What's this? I completely logical, reasonable stance on the whole affair? Shenanigans!! Shenanigans, I say!Somebloke said:Deceptive half-truths aside, both parties can claim customer convenience as their motive.
Steam wants to sell the whole "experience", not half products, so that you can purchase, auto-install and manage DLC and patches, etc, through Steamworks functionality, one place, without having to exit the game and run off to a separate web site, with its own billing system and then install manually - something that players of recent Bioware titles should be familiar with.
Origin wants to provide the same. You may not (yet) need Origin to just run your vanilla retail (...or other digital download service) copy, but if you care for patches and/or DLC, cloud syncing, etc, then Origin (with new Steamworks-like functionality) it is (regardless of where you bought the base game).
I very very much doubt Steam has any we-monopoly-you-obey clause - they just tightened terms to carrot-and-whip developers into providing a service that isn't fragmented. EDIT: ...and, of course, they want their cut of sales.
Throwing off Steam, on EA's part, means they lose the middle man, both concerning profit shares and access to customers - the latter since with a patching service of their own, they don't have to check their content changes with the third party that is Steam, but can reach you directly and develop new services at will. Also; by not providing Steamworks services, they only have to support one service framework, which just so happens to be their own.
Mostly, though, I'm sure it's the 100% profit cut they are interested in.
The problem is that EA doesn't just outright say this, openly and honestly, instead trying to make statements aimed at the right angle to reality, in order to smear their competitor.
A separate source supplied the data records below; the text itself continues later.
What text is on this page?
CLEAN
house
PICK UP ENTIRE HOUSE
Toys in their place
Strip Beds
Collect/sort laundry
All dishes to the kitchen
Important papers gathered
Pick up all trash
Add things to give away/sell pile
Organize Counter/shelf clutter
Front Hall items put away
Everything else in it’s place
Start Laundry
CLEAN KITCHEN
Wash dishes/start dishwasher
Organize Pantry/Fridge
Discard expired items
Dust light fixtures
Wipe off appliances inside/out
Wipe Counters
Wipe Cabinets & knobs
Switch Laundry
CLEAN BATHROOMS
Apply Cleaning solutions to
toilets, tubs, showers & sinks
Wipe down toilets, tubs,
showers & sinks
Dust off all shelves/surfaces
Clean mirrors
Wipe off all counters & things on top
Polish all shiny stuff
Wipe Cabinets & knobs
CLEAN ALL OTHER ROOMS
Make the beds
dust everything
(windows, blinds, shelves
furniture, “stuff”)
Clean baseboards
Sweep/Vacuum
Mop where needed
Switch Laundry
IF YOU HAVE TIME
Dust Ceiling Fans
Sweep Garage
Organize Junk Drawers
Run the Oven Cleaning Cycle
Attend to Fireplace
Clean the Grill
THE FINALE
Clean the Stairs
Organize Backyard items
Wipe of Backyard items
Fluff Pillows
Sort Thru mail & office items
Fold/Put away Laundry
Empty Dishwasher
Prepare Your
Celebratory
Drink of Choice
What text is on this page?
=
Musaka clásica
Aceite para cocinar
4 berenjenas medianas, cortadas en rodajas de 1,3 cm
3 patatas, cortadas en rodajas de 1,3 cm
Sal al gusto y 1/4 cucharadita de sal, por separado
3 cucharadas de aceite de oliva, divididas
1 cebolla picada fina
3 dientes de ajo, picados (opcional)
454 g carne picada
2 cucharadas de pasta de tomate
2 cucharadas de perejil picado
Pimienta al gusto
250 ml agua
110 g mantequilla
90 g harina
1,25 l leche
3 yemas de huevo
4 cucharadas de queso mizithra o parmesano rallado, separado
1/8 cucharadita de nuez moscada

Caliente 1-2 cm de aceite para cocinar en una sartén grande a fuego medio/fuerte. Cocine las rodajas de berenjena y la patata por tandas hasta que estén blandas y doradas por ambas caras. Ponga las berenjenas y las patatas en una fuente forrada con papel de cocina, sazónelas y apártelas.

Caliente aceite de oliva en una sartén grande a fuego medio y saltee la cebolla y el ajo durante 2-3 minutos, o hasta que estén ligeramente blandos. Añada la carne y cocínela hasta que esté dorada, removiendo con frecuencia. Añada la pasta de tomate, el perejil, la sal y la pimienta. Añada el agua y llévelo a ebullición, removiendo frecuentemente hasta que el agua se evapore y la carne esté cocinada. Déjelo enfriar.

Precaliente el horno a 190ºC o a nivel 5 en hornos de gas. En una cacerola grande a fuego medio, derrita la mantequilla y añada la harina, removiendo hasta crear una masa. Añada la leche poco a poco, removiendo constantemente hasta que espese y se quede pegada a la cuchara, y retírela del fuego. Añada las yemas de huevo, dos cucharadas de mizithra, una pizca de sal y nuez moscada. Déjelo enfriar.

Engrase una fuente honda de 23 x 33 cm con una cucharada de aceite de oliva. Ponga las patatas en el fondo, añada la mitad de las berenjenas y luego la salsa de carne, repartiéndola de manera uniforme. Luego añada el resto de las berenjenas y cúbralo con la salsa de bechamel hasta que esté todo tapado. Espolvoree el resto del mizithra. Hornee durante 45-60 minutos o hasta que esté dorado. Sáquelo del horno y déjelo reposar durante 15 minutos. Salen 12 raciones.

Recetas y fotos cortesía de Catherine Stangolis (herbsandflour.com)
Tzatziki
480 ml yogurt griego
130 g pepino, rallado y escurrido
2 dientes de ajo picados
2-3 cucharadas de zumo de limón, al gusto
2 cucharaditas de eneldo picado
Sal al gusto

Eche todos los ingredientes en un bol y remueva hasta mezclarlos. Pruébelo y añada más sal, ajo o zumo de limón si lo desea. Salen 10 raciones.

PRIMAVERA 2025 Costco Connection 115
This doesn't do any good for their already dubious reputation and kind of makes you wonder just what they /really/ intend to do with all that new direct customer accessibility...
Joking aside, what you wrote here sums up my stance on the whole thing. EA trying to split off and do it's own thing with digital distribution services is fine. Even admirable. (though past and current experiences, even with Origin, have been less than ideal) And, in that regard, I'd normally have no issue at all with Battlefield 3 not being on Steam. Even when I consider how much better it'd be on Steam with the added feature sets Steam has. I'd still have no qualms buying the game and using something else to get my updates.
However, this blatant smear campaign EA has going is downright obnoxious. They are doing everything they can to put Valve in a tight spot, screwing them no matter what they do, and then using Valve's decisions as a way to paint them as the bad guys and EA as the victim. It's disgusting. Even more disgusting is the naive drones on the net that have been defending EA in all of this.
Whatever your stance on Steam, Valve, EA, Battlefield, or DD services, defending EA's actions in all of this is just downright stupid. It's juvenile, arrogant, and does nothing but hurt the consumers. Which is ironic as EA claims much of it's actions as of late have been in the best interest of the consumers.